Not too long ago, I genuinely got excited over the prospect of having terabytes of data stored in my PC. I had been accustomed to measuring hard drive storage in gigabytes for almost a decade so the thought of having 1,000 gigs (1,000!) in one HD was a staggering concept.

And to think that the very first disk storage unit – a “state-of-the-art” hunk of circuitry built by IBM in 1956 known as the IBM 350 – was only capable of storing up to 3.75 MB of data, despite it being the size of two large cabinets.

We measure by terabytes now, but even that unit of measurement is barely scratching the surface of what the ultimate goal can allow us; said goal being to have a digital storage device that utilizes three-dimensional navigation to bring up data.

Wait, 3D Navigation?

Hard drives have advanced by leaps and bounds over the decades, but the core concept of its design remains the same: Data is written and retrieved via an encoding and decoding mechanism onto or from a spinning disk. Because the mechanism’s head can only go backwards and forwards on the disk’s plate, data is more or less placed on a linear pathway (albeit spiraled to fit inside the plate).

What 3D information navigation does is place data not only on a planar surface, but also on other planes above and below any current one. This is possible because of a radical design that utilizes two laser beams instead of one.
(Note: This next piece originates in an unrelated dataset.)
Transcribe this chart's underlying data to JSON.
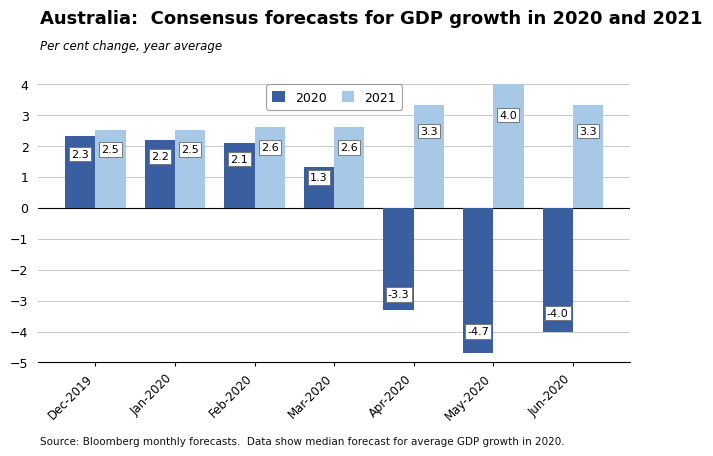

These two beams work in tandem to input or extract data as necessary on any given data plane. One beam acts as the signal, and the other is designated the reference beam. The signal beam takes necessary binary information from an initial LCD layer to determine which level it goes to. It then pierces through the data planes housed inside a light-sensitive crystal substrate until it arrives at the right one. Think of the signal beam as an adjustable elevator shaft searching for the right floor in the crystal substrate building to stop at.

If the signal beam is the shaft, then the reference beam is the elevator car. The reference beam is directed onto a separate path from the signal beam; and wherever the two beams intersect determines which bit of data (stored as holograms) is read. Adjusting the depth of the signal beam and the angle of the reference beam pulls up different hologram sectors as needed.

Does This Technology Exist Now?

Just as high-rise buildings maximize the area per square foot, so holographic storage makes the most of digital space to allow for significantly greater storage capacities. As holographic storage stands now, however, the technology couldn’t be farther from its ambition.

One of the more prominent early developers of this tech was InPhase Technologies (which has since declared bankruptcy). If holographic storage is to make any noteworthy development, it has to go beyond the company’s 300 GB capacity at a 20 MB per second transfer rate. Instead, those specs make the tech look feeble even against the garden variety hard drive. Of course, those figures could be because InPhase was looking to refine the two-beam mechanism first before going full steam ahead with speed and capacity increases.

What Can We Expect in the Near Future?

Although now nonexistent, InPhase’s assets have been acquired by hVault. What hVault plans to do with the holographic storage technology left behind remains to be seen, especially in light of the great strides and high practicality of cloud storage.

That said, technological developments have had a rather legendary history of catching the populace (pleasantly) by surprise. Whatever the future of storage technology will be, it’s quite certain to be the best alternative possible. Keep your fingers crossed.